Sign problem will not appear at:
* mu = 0 This corresponds to a half filled case, in which sign = 1 protected by the particle symmatric form of the Hamiltonian.
* U = 0 In this case there is no sign problem and solution to the problem can be found analytically.
In all other cases:
Sign will appear at:
* U -> infinity
* beta -> infinity
## What is my training data?
As a training set I will use output of the Determinant Monte Carlo simulations generated by QUEST package and exact diagonalization results generated by the ALPS package.
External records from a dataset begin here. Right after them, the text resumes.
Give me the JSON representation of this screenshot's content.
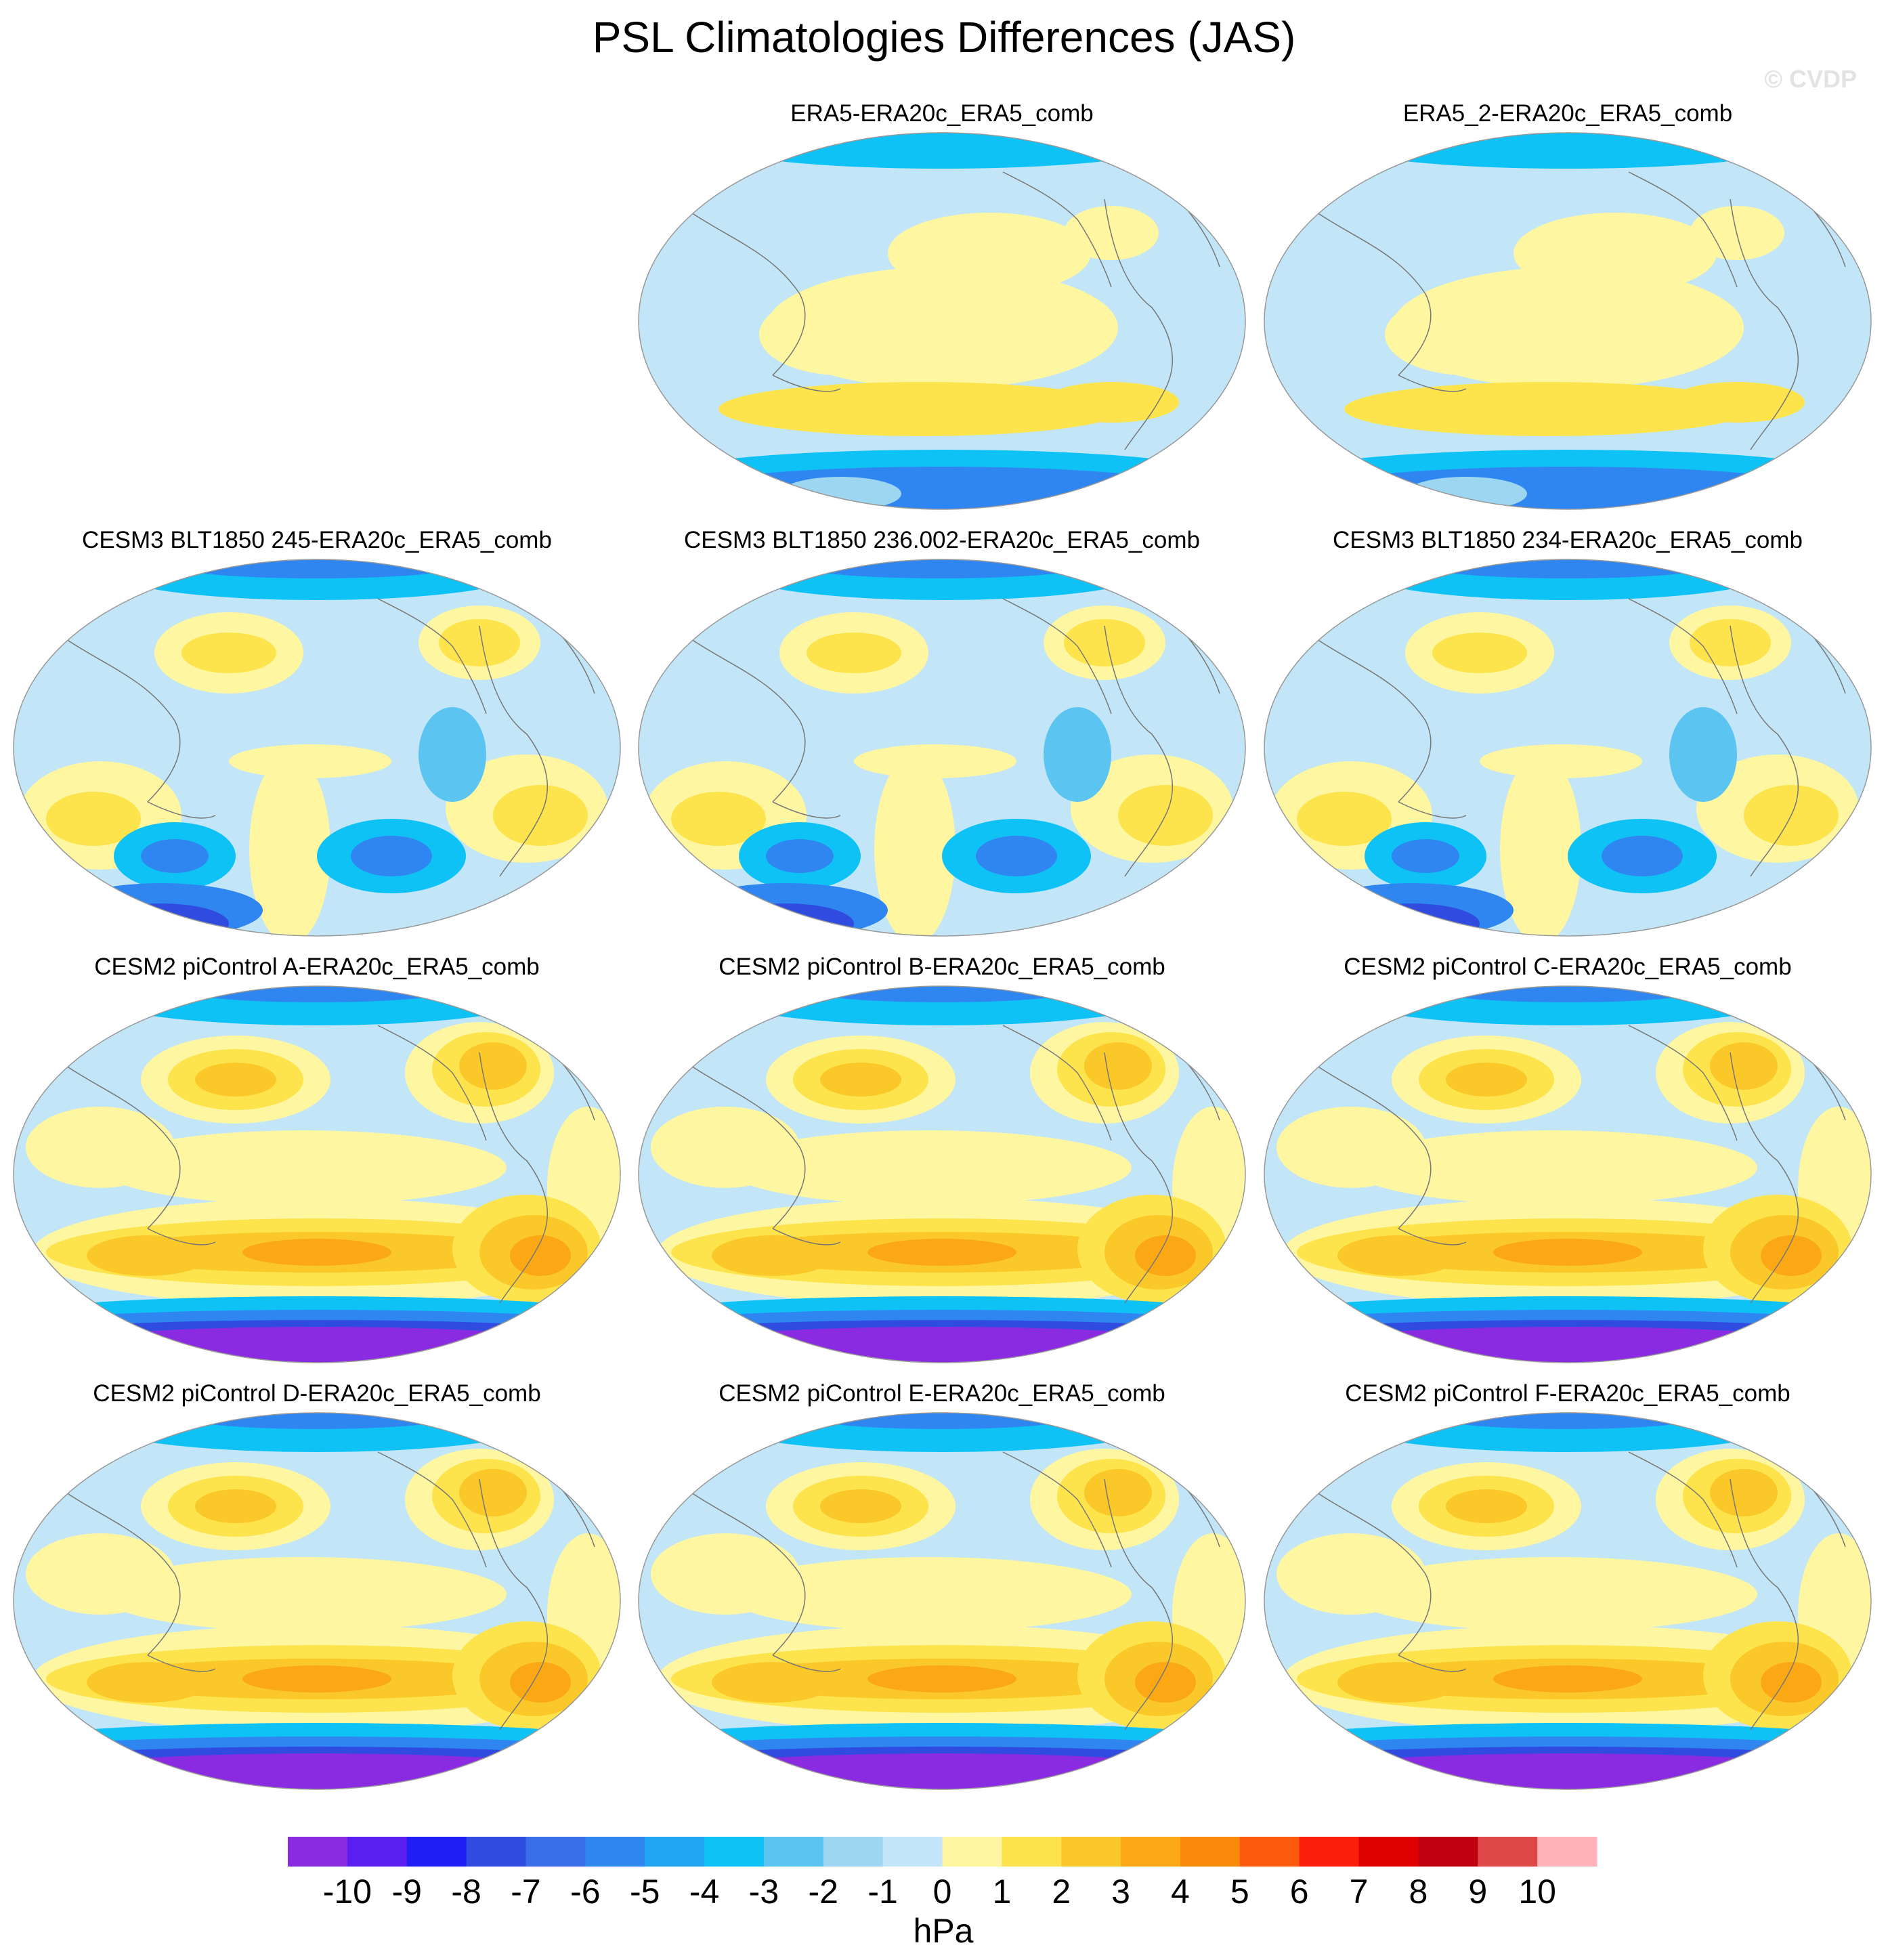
{
  "title": "PSL Climatologies Differences (JAS)",
  "watermark": "© CVDP",
  "panels": [
    {
      "label": "ERA5-ERA20c_ERA5_comb",
      "style": "obs"
    },
    {
      "label": "ERA5_2-ERA20c_ERA5_comb",
      "style": "obs"
    },
    {
      "label": "CESM3 BLT1850 245-ERA20c_ERA5_comb",
      "style": "cesm3"
    },
    {
      "label": "CESM3 BLT1850 236.002-ERA20c_ERA5_comb",
      "style": "cesm3"
    },
    {
      "label": "CESM3 BLT1850 234-ERA20c_ERA5_comb",
      "style": "cesm3"
    },
    {
      "label": "CESM2 piControl A-ERA20c_ERA5_comb",
      "style": "cesm2"
    },
    {
      "label": "CESM2 piControl B-ERA20c_ERA5_comb",
      "style": "cesm2"
    },
    {
      "label": "CESM2 piControl C-ERA20c_ERA5_comb",
      "style": "cesm2"
    },
    {
      "label": "CESM2 piControl D-ERA20c_ERA5_comb",
      "style": "cesm2"
    },
    {
      "label": "CESM2 piControl E-ERA20c_ERA5_comb",
      "style": "cesm2"
    },
    {
      "label": "CESM2 piControl F-ERA20c_ERA5_comb",
      "style": "cesm2"
    }
  ],
  "colorbar": {
    "units": "hPa",
    "labels": [
      "-10",
      "-9",
      "-8",
      "-7",
      "-6",
      "-5",
      "-4",
      "-3",
      "-2",
      "-1",
      "0",
      "1",
      "2",
      "3",
      "4",
      "5",
      "6",
      "7",
      "8",
      "9",
      "10"
    ],
    "colors": [
      "#8a2be2",
      "#5a1ef0",
      "#1f1ff5",
      "#2f4be0",
      "#3a6ee8",
      "#2f86f0",
      "#1ea6f5",
      "#0fc2f5",
      "#5cc4f0",
      "#9dd6f0",
      "#c2e6f7",
      "#fef6a0",
      "#fde44d",
      "#fbc82a",
      "#fba814",
      "#fb8a0a",
      "#fb5a0a",
      "#fb1e0a",
      "#e00000",
      "#c00010",
      "#e04848",
      "#ffb2b8"
    ]
  }
}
### What lattice I am working with?
In this project I will work only with the square lattice, although other lattices like honeycomb,triangular, Kagome, Lieb and others may be investigated later.
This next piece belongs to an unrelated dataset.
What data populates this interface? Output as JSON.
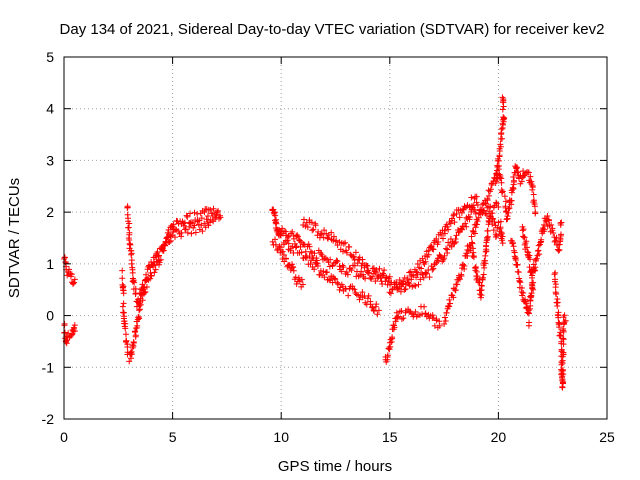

I will imply periodic boundary conditions on the lattice and I will not use lattices with sizes less than 4 in any direction.
### What are my input parameters?
As an input parameters I will use:
* Nx - Number of sites in the x direction. (even numbers only to avoid frustration)
* Ny - Number of sites in the y direction. (even numbers only to avoid frustration)
* mu - chemical potential
* beta - inverse temperature
* U - interaction strength
### What data do we have?
Exact diagonalization will give you results for any mu and U, but for (Nx, Ny) = (4, 4) and T = 0 (beta = infinity)
Quantum Monte Carlo data will be give for different U, beta, mu, Nx, Ny. Data files where < 0.1 will be considered bad (not reliable) and they will be exluded from the consideration.
### What algorithms will I use?
I am planning on using all regression algorithms from the scikit-learn package.
Comparison of their efficiency will be also provided.